Olsen Pierre

No. 72, 93
- Position: Defensive end

Personal information
- Born: August 27, 1991 (age 34) Rahway, New Jersey, U.S.
- Listed height: 6 ft 4 in (1.93 m)
- Listed weight: 293 lb (133 kg)

Career information
- High school: Rahway
- College: Miami (FL)
- NFL draft: 2015: undrafted

Career history
- Chicago Bears (2015)*; Arizona Cardinals (2015–2018); New York Giants (2019); Oakland Raiders (2019);
- * Offseason or practice squad member only

Career NFL statistics
- Total tackles: 42
- Sacks: 5.5
- Forced fumbles: 1
- Stats at Pro Football Reference

= Olsen Pierre =

American football player (born 1991)

Olsen Pierre (born August 27, 1991) is an American former professional football player who was a defensive end in the National Football League (NFL). He played college football for the Miami Hurricanes.

==Early life==
Pierre grew up in Rahway, New Jersey, and attended Rahway High School. He was a New York Giants fan during the height of Osi Umenyiora and the beginning of Jason Pierre-Paul’s pass-rushing careers. He admired the “go-getter” approach of Umenyiora, while Jason Pierre Paul like himself, are of Haitian descent which was also impressionable for him early on while pursuing a career in football.

==College career==
Pierre started 36 of 40 games played at Miami (FL), notching 96 tackles, nine tackles for loss, 2.5 sacks, two forced fumbles, one fumble recovery and six passes defensed.

==Professional career==
===Chicago Bears===
Pierre signed with the Chicago Bears as an undrafted free agent following the 2015 NFL draft. He was released on August 30, 2015.

===Arizona Cardinals===
Pierre was signed to Cardinals practice squad on October 21, 2015. On January 26, 2016, he was signed to a future contract.

On March 7, 2017, Pierre signed an exclusive rights tender with the Cardinals. On April 18, he signed a one-year contract. On October 1, 2017, he recorded his first career sack against the San Francisco 49ers. On November 9, he made his first career start, getting four tackles and a sack against the Seattle Seahawks. He recorded three more sacks to finish the 2017 season, all three in wins over the Jacksonville Jaguars, Tennessee Titans, and a strip-sack in the season finale against the Seahawks. He ended his season with 30 tackles, 5.5 sacks, 2 passes defensed, and a forced fumble in 14 games.

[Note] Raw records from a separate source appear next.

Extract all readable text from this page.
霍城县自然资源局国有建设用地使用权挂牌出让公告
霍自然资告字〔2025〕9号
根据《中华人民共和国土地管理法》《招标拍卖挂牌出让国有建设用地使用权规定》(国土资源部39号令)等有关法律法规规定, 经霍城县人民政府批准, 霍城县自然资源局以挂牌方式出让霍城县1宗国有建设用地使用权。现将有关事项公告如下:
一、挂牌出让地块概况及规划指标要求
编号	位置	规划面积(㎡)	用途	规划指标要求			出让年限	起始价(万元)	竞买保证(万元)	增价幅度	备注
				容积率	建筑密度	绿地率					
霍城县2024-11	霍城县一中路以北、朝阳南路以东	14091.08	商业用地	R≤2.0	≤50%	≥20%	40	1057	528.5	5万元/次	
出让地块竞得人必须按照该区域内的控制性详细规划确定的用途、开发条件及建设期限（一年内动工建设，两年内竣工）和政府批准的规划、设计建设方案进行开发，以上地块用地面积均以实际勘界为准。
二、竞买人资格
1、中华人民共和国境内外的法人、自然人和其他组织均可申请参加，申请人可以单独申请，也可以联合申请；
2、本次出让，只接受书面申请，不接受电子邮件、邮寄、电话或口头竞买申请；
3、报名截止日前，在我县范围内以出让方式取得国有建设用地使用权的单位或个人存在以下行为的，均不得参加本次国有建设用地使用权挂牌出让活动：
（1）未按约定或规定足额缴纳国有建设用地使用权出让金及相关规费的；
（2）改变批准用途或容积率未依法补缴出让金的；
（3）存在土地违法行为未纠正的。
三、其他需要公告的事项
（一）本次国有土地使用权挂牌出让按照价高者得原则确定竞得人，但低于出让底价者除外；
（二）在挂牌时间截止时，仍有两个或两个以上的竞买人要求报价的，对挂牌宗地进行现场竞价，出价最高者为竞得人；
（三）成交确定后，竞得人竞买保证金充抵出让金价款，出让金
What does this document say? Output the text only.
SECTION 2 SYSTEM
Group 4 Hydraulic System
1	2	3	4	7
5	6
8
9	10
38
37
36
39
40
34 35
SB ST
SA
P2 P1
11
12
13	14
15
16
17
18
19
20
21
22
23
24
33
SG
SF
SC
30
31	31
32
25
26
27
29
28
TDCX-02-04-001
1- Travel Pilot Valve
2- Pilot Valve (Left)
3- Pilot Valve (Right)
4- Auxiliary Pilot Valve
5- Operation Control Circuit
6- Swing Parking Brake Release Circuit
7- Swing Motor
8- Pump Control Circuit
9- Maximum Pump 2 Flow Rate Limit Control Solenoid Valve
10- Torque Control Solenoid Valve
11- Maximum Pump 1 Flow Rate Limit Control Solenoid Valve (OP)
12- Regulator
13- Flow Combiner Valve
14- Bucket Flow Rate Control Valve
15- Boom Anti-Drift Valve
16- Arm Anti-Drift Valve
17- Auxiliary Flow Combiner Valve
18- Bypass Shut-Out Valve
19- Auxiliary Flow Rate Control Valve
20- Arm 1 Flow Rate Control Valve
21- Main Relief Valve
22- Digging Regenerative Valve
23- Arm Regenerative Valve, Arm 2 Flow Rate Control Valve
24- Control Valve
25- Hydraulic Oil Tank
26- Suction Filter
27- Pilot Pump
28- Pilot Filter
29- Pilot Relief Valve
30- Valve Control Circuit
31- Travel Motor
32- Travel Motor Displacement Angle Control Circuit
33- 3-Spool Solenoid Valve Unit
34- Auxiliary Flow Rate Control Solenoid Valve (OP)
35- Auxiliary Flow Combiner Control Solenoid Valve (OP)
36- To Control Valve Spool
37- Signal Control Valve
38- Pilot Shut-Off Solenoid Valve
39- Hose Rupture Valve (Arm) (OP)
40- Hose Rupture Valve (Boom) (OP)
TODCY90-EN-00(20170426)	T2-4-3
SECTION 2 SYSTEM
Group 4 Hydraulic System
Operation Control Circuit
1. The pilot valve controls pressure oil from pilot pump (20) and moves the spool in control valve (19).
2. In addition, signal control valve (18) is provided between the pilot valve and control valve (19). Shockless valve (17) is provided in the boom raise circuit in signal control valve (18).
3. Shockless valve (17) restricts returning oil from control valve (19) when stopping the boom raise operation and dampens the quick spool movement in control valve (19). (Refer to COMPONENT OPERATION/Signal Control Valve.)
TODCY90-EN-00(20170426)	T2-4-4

On April 3, 2018, Pierre re-signed with the Cardinals on a one-year contract. He played in 10 games before being placed on injured reserve on December 4, 2018, with a knee injury.

===New York Giants===
On March 15, 2019, Pierre was signed by the New York Giants. He was released on November 9.

===Oakland Raiders===
On December 11, 2019, Pierre was signed by the Oakland Raiders.